I may be off base but I always thought _von_, _van_ [fon, fan] corresponded rather well to _from_ in English, as _to_ corresponds equally to _zu_.  German often contracts _von_ to _vom_ with the definite article.  Yes, the r may not be easy to explain, but the meaning of these prepositions is often parallel.


----------



## berndf

_Fram _existed also in Old High German and Old Saxon. If is unlikely that _fram_ and _fon(e)/fan(e)_ were variants of one another.


----------



## merquiades

berndf said:


> _fram_ and _fon(e)/fan(e)_ .


  Did they mean the same thing though?


----------



## berndf

merquiades said:


> Did they mean the same thing though?


_Fram_ originally had three meanings:

from, away
forwards
later
In Modern English only 1. has survived. In modern Scandinavian languages 2. & 3. still exist. In OHG and OS, sense 1. was already lost, as in modern Scandinavian languages. In German it continued to exist in senses 2. & 3. until the end of the Middle German period. I don't know if it still exists in some dialects.


----------



## exgerman

Getting back to the original question for a moment, apparently German von originated in a compound of the Germanic ancestors of what became English of+on.


----------



## fdb

exgerman said:


> Getting back to the original question for a moment, apparently German von originated in a compound of the Germanic ancestors of what became English of+on.

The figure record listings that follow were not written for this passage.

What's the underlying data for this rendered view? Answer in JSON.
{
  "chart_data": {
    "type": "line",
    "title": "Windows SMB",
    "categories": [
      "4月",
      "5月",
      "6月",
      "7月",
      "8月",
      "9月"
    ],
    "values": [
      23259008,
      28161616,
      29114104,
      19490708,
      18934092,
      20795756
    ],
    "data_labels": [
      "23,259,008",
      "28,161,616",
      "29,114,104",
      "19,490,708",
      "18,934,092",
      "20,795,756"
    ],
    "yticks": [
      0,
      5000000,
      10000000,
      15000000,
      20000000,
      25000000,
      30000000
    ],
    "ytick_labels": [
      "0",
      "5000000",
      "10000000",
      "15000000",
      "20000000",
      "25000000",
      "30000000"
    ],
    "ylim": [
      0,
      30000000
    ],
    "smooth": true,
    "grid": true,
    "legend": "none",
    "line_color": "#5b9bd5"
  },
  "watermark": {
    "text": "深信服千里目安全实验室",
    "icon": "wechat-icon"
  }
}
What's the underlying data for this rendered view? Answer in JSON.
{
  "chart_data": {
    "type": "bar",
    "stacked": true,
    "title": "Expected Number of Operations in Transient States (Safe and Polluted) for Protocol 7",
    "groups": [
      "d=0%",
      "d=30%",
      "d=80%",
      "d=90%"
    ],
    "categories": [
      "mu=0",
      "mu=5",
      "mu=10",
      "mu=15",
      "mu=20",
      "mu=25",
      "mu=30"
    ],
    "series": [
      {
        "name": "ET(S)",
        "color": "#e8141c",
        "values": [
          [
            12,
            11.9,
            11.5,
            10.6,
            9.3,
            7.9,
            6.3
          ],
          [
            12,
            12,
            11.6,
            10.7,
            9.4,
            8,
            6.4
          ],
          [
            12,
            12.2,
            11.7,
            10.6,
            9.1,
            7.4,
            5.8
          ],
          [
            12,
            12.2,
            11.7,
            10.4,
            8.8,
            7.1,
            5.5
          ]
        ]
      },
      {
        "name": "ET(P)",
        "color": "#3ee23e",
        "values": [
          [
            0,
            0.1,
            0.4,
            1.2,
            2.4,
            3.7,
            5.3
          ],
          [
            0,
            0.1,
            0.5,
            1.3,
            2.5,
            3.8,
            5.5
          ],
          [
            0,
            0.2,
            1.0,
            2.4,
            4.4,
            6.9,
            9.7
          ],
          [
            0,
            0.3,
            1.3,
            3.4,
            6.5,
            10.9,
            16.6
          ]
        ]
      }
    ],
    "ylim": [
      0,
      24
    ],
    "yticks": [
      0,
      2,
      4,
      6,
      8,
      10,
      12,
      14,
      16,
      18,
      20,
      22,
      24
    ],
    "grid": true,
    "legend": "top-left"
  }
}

That is not the verdict of the DWDS:

Die etymologische Herleitung der nur im Kontinentalwestgerm. bezeugten Partikel ist ungeklärt. Vielleicht handelt es sich um eine Erweiterung mit nasalem Formans zu ie. _*po_ (vgl. lat. _po-_ in _positus_ ‘hingelegt, -gesetzt, gelegen’, awest. _pa-_ in _pazdaya-_ ‘wegscheuchen’, aslaw. _po_, russ. _po_, _по_ ‘auf, in, nach, längs, über etw. hin’), der Schwundstufe zu ie. _*apo_ ‘ab, weg’ (s.  ab), was allerdings nur die germ. Bildungen mit _-a-_ erklären würde. Der _o-_ Vokalismus ginge, falls er nicht erst im Germ. durch Schwachtonigkeit der Präposition entsteht, auf ein daneben anzusetzendes ie. _*apu_, _*pu_ zurück; ahd. _fona_ wäre dann mit aind. _púnaḥ_ ‘zurück, wieder, ferner, gleichwohl’ und möglicherweise mit griech. _pýmatos_ (_πύματος_) ‘der äußerste, letzte’ zu vergleichen. –


----------



## Esoppe

So the short answer is that there was no Proto-Germanic "von". Thank you for the responses and links. It's interesting that exclusive prepositions for the particular meanings that of and von are used for developed relatively late within the lifetime of Germanic languages.


----------